The roundhouse + start for coin is only a small part of what I want to do. Part of the goal of this is to avoid any rewiring: I want to be able to remove the motherboard and interface and put in a CPS2 fighter on a whim. Wiring also won't allow me to do the button remapping I want to do (key combination to toggle from short=A, jab=B, strong=C,fierce=D, and jab=A, short=B, strong=C, forward=D)

Relays could definitely do it, but I want to avoid them if I can because of reliability and latency issues.

 

[J0e Musashi]

Wouldn't it just be far simpler to add an extra button and have a 7-button CP? (4 across the top for MVS) It'd work with both MVS and CPS with no fuss.
The cab must have a service buttons for credits no?

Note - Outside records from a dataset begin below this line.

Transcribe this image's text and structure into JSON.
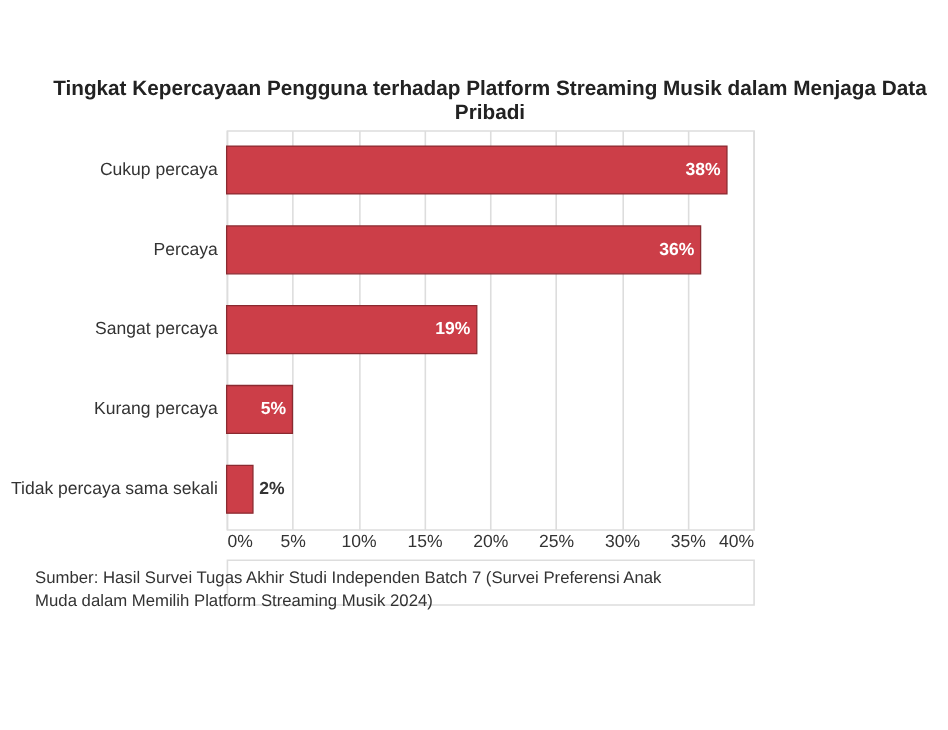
{
  "chart_data": {
    "type": "bar",
    "orientation": "horizontal",
    "title": [
      "Tingkat Kepercayaan Pengguna terhadap Platform Streaming Musik dalam Menjaga Data",
      "Pribadi"
    ],
    "categories": [
      "Cukup percaya",
      "Percaya",
      "Sangat percaya",
      "Kurang percaya",
      "Tidak percaya sama sekali"
    ],
    "values": [
      38,
      36,
      19,
      5,
      2
    ],
    "value_labels": [
      "38%",
      "36%",
      "19%",
      "5%",
      "2%"
    ],
    "color": "#cc3e48",
    "xlim": [
      0,
      40
    ],
    "xticks": [
      {
        "value": 0,
        "label": "0%"
      },
      {
        "value": 5,
        "label": "5%"
      },
      {
        "value": 10,
        "label": "10%"
      },
      {
        "value": 15,
        "label": "15%"
      },
      {
        "value": 20,
        "label": "20%"
      },
      {
        "value": 25,
        "label": "25%"
      },
      {
        "value": 30,
        "label": "30%"
      },
      {
        "value": 35,
        "label": "35%"
      },
      {
        "value": 40,
        "label": "40%"
      }
    ],
    "grid": "x",
    "annotations": [
      "Sumber: Hasil Survei Tugas Akhir Studi Independen Batch 7 (Survei Preferensi Anak",
      "Muda dalam Memilih Platform Streaming Musik 2024)"
    ]
  }
}
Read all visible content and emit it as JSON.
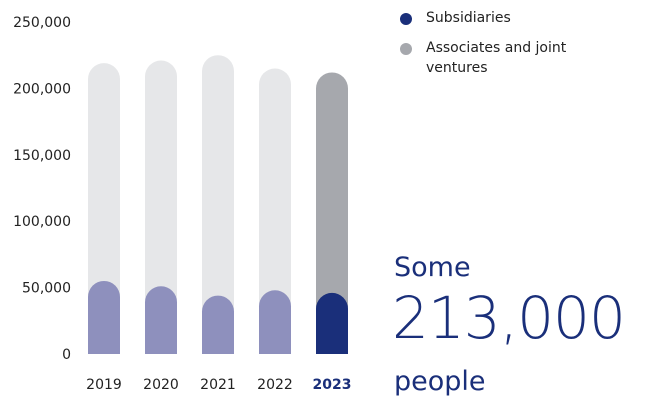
{
  "chart_data": {
    "type": "bar",
    "categories": [
      "2019",
      "2020",
      "2021",
      "2022",
      "2023"
    ],
    "highlighted_category": "2023",
    "series": [
      {
        "name": "Subsidiaries",
        "values": [
          55000,
          51000,
          44000,
          48000,
          46000
        ]
      },
      {
        "name": "Associates and joint ventures",
        "values": [
          219000,
          221000,
          225000,
          215000,
          212000
        ]
      }
    ],
    "ylim": [
      0,
      250000
    ],
    "yticks": [
      0,
      50000,
      100000,
      150000,
      200000,
      250000
    ],
    "ytick_labels": [
      "0",
      "50,000",
      "100,000",
      "150,000",
      "200,000",
      "250,000"
    ],
    "legend_position": "top-right",
    "grid": false
  },
  "legend": [
    {
      "label": "Subsidiaries",
      "color": "#1a2f7a"
    },
    {
      "label": "Associates and joint ventures",
      "color": "#a6a8ad"
    }
  ],
  "colors": {
    "subsidiaries_past": "#8e90bd",
    "subsidiaries_current": "#1a2f7a",
    "total_past": "#e6e7e9",
    "total_current": "#a6a8ad",
    "accent": "#1a2f7a"
  },
  "callout": {
    "prefix": "Some",
    "number": "213,000",
    "suffix": "people"
  }
}
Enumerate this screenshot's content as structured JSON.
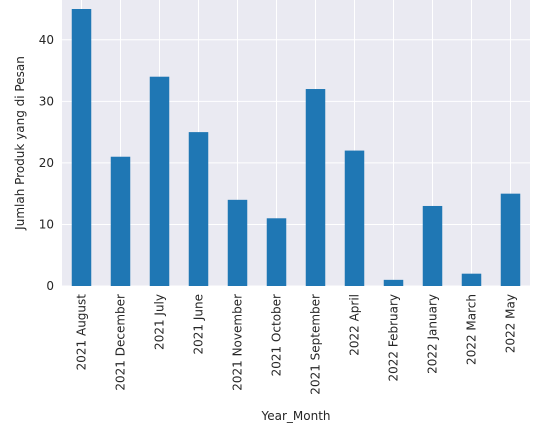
{
  "chart_data": {
    "type": "bar",
    "title": "",
    "xlabel": "Year_Month",
    "ylabel": "Jumlah Produk yang di Pesan",
    "categories": [
      "2021 August",
      "2021 December",
      "2021 July",
      "2021 June",
      "2021 November",
      "2021 October",
      "2021 September",
      "2022 April",
      "2022 February",
      "2022 January",
      "2022 March",
      "2022 May"
    ],
    "values": [
      45,
      21,
      34,
      25,
      14,
      11,
      32,
      22,
      1,
      13,
      2,
      15
    ],
    "yticks": [
      0,
      10,
      20,
      30,
      40
    ],
    "ylim": [
      0,
      47
    ],
    "grid": true,
    "colors": {
      "bar": "#1f77b4",
      "plot_background": "#eaeaf2",
      "grid": "#ffffff"
    }
  }
}
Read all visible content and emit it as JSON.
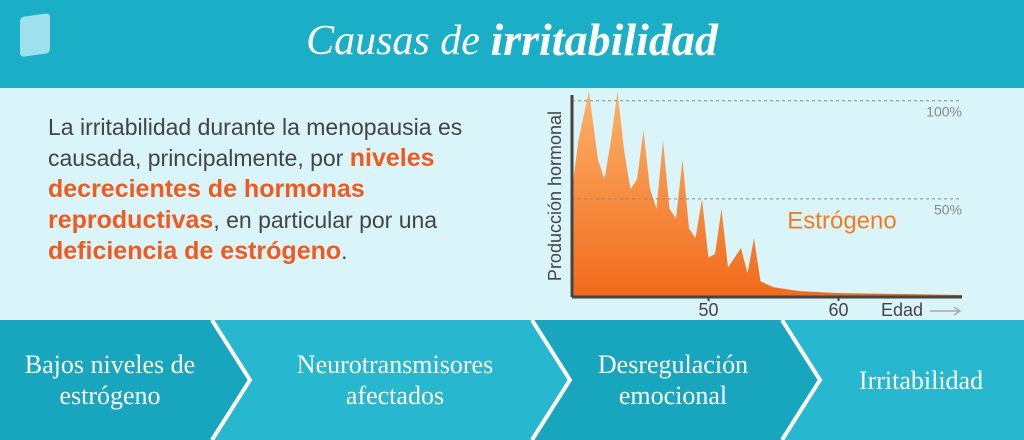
{
  "header": {
    "title_light": "Causas de",
    "title_bold": "irritabilidad"
  },
  "paragraph": [
    {
      "text": "La irritabilidad durante la menopausia es causada, principalmente, por ",
      "emphasis": false
    },
    {
      "text": "niveles decrecientes de hormonas reproductivas",
      "emphasis": true
    },
    {
      "text": ", en particular por una ",
      "emphasis": false
    },
    {
      "text": "deficiencia de estrógeno",
      "emphasis": true
    },
    {
      "text": ".",
      "emphasis": false
    }
  ],
  "chart_data": {
    "type": "area",
    "x_label": "Edad",
    "y_label": "Producción hormonal",
    "xlim": [
      39.5,
      69.5
    ],
    "xticks": [
      50,
      60
    ],
    "ylim": [
      0,
      105
    ],
    "yticks": [
      {
        "value": 50,
        "label": "50%"
      },
      {
        "value": 100,
        "label": "100%"
      }
    ],
    "series": [
      {
        "name": "Estrógeno",
        "color": "#f47b20",
        "x": [
          39.5,
          40,
          40.8,
          41.5,
          42,
          42.5,
          43,
          43.5,
          44,
          44.5,
          45,
          45.5,
          46,
          46.5,
          47,
          47.5,
          48,
          48.5,
          49,
          49.5,
          50,
          50.5,
          51,
          51.5,
          52,
          52.5,
          53,
          53.5,
          54,
          55,
          57,
          60,
          65,
          69.5
        ],
        "values": [
          55,
          80,
          105,
          70,
          60,
          80,
          105,
          75,
          55,
          60,
          85,
          55,
          45,
          80,
          45,
          40,
          70,
          35,
          30,
          50,
          20,
          22,
          45,
          15,
          20,
          25,
          12,
          30,
          8,
          5,
          3,
          2,
          1.5,
          1
        ]
      }
    ]
  },
  "steps": [
    "Bajos niveles de estrógeno",
    "Neurotransmisores afectados",
    "Desregulación emocional",
    "Irritabilidad"
  ]
}
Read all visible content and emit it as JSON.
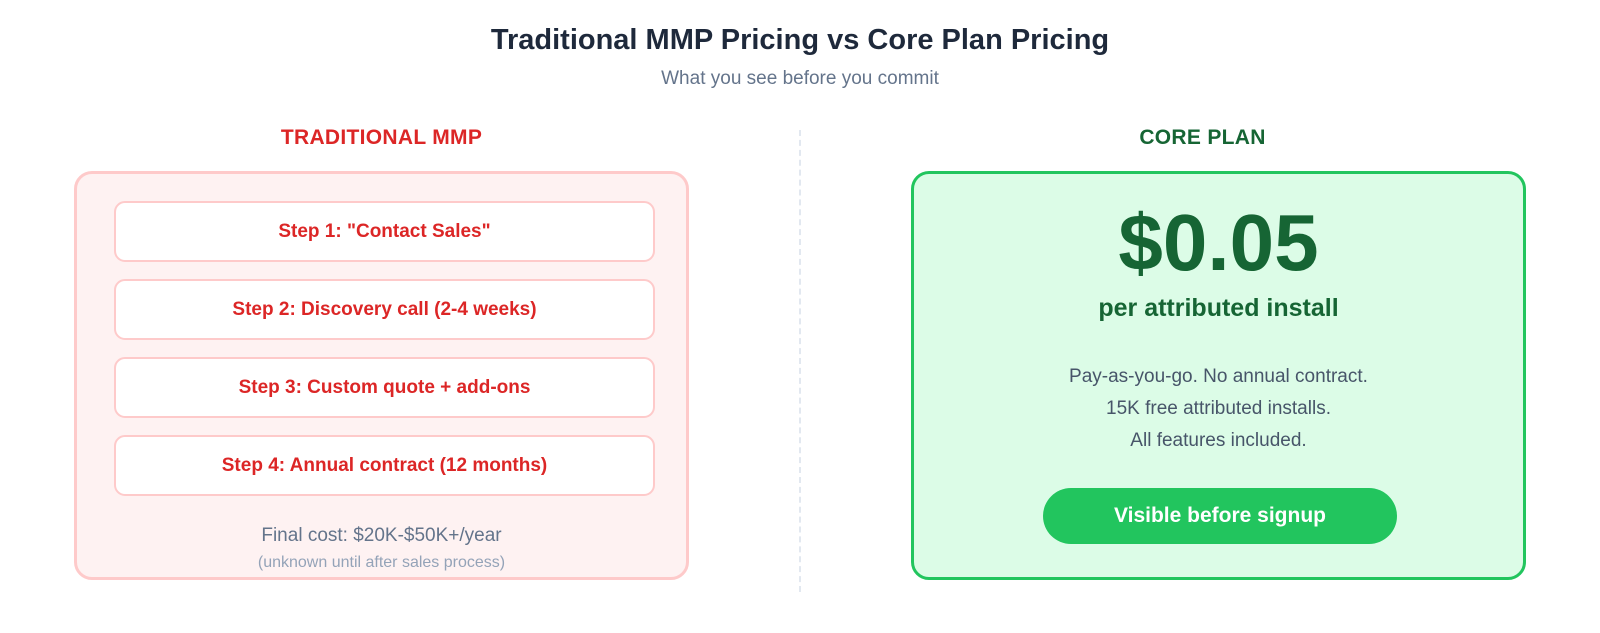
{
  "header": {
    "title": "Traditional MMP Pricing vs Core Plan Pricing",
    "subtitle": "What you see before you commit"
  },
  "left": {
    "heading": "TRADITIONAL MMP",
    "steps": [
      "Step 1: \"Contact Sales\"",
      "Step 2: Discovery call (2-4 weeks)",
      "Step 3: Custom quote + add-ons",
      "Step 4: Annual contract (12 months)"
    ],
    "final_cost": "Final cost: $20K-$50K+/year",
    "final_note": "(unknown until after sales process)"
  },
  "right": {
    "heading": "CORE PLAN",
    "price": "$0.05",
    "price_unit": "per attributed install",
    "features": [
      "Pay-as-you-go. No annual contract.",
      "15K free attributed installs.",
      "All features included."
    ],
    "cta_label": "Visible before signup"
  },
  "colors": {
    "traditional_accent": "#dc2626",
    "traditional_bg": "#fef2f2",
    "traditional_border": "#fecaca",
    "core_accent": "#166534",
    "core_bg": "#dcfce7",
    "core_border": "#22c55e",
    "cta_bg": "#22c55e"
  }
}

You could just as easily wire in some seperate coin in buttons.
It seems that your idea is too complicated for its own good.

 

[TerryMathews]

Relays could definitely do it, but I want to avoid them if I can because of reliability and latency issues.

I don't see how you're going to get around it. Since JAMMA is a negative logic system, you've got to form a path to ground to trip the signal. If it were positive logic, you could just take your digital logic output and increase the voltage until it was high enough to trip the Neo.

The only other thing I can think of besides relays, is maybe are the controller ports different than the JAMMA edge? I mean, are the Neo controller ports positive logic by chance? Probably not, huh?